Unlike the world’s best chess machine – Stockfish – which calculates millions of possible outcomes as it plays, AlphaZero learns from its past successes and failures, making its moves based on, a ‘nebulous sense that it is all going to work out in the long run,’ according to experts at DeepMind.
When AlphaZero was pitted against Stockfish in 1,000 games, it lost just six, winning convincingly 155 times, and drawing the remaining bouts.
Yet it was the way that it played that has amazed developers. While chess computers predominately like to hold on to their pieces, AlphaZero readily sacrificed its soldiers for a better position in the skirmish.
Speaking to The Telegraph, Prof David Silver, who leads the reinforcement learning research group at DeepMind said: “It’s got a very subtle sense of intuition which helps it balance out all the different factors.
“It’s got a neural network with millions of different tunable parameters, each learning its own rules of what is good in chess, and when you put them all together you have something that expresses, in quite a brain-like way, our human ability to glance at a position and say ‘ah ha this is the right thing to do’.
“My personal belief is that we’ve seen something of turning point where we’re starting to understand that many abilities, like intuition and creativity, that we previously thought were in the domain only of the human mind, are actually accessible to machine intelligence as well. And I think that’s a really exciting moment in history.”

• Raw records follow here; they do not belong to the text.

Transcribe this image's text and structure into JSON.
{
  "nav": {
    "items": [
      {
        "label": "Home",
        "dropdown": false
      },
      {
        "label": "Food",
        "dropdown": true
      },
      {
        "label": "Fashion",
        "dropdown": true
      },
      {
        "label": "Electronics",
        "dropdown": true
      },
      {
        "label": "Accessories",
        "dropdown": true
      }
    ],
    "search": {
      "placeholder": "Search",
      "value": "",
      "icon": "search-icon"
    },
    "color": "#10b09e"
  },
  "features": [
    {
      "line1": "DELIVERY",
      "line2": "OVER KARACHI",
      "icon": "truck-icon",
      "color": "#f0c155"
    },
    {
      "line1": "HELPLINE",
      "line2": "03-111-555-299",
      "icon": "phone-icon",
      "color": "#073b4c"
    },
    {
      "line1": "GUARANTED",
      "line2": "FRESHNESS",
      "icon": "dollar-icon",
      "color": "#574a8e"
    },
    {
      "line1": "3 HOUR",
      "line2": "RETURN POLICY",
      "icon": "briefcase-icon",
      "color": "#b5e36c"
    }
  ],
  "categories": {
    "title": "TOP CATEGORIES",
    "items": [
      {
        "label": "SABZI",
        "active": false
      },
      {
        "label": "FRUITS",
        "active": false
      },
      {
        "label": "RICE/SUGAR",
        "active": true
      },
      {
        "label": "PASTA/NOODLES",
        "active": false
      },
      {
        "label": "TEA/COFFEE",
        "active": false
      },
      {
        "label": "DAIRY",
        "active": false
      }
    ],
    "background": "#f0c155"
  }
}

AlphaZero started as a ‘tabula rasa’ or blank slate system, programmed with only the basic rules of chess and learned to win by playing millions of games against itself in a process of trial and error known as reinforcement learning.
It is the same way the human brain learns, adjusting tactics based on a previous win or loss, which allows it to search just 60 thousand positions per second, compared to the roughly 60 million of Stockfish.
Within just a few hours the programme had independently discovered and played common human openings and strategies before moving on to develop its own ideas, such as quickly swarming around the opponent’s king and placing far less value on individual pieces.
The new style of play has been analysed Chess Grandmaster Matthew Sadler and Women’s International Master Natasha Regan, who say it unlike any traditional chess engine.
”It’s like discovering the secret notebooks of some great player from the past,” said Sadler.
Regan added: “It was fascinating to see how AlphaZero’s analysis differed from that of top chess engines and even top Grandmaster play. AlphaZero could be a powerful teaching tool for the whole community.”
Garry Kasparov, former World Chess Champion, who famously lost to chess machine Deep Blue in 1997, said: “Instead of processing human instructions and knowledge at tremendous speed, as all previous chess machines, AlphaZero generates its own knowledge.
“It plays with a very dynamic style, much like my own.The implications go far beyond my beloved chessboard.”
The new analysis was published yesterday in the journal Science, and the DeepMind team are now hoping to use their system to help solve real world problems, such as why proteins become misfolded in diseases such as Parkinson’s and Alzheimer’s.
The new results suggest that it could come up with new solutions that humans might miss or take far longer to discover.
DeepMind CEO and co-founder Demis Hassabis said: “The reason that tabula rasa was important is because we want this to be as general as possible. The more general it is across the games the more likely it will be able to transfer to real world problems. Like protein folding.
“Protein folding has always been our number one target. I’ve had that in mind for a long time, because its a huge problem in biology and it will unlock a lot of other things like drug discovery.
“In chess AlphaZero works not because it’s looking further ahead but because it understands the position better. It’s generalising from past experience. It’s almost like intuition in the same way a human grandmaster would think about it, it’s evaluation of the current situation is better. And if you’re evaluation is better then you don’t have to do as much calculation.”
Prof Silver added: “Historically there has been this amazing mismatch between the things that humans can do and the things that computers can do.
“With the advent of powerful machine learning techniques we’ve seen that the scales have started to tip and now we have computer algorithms that are able to do these very human-like activities really well.”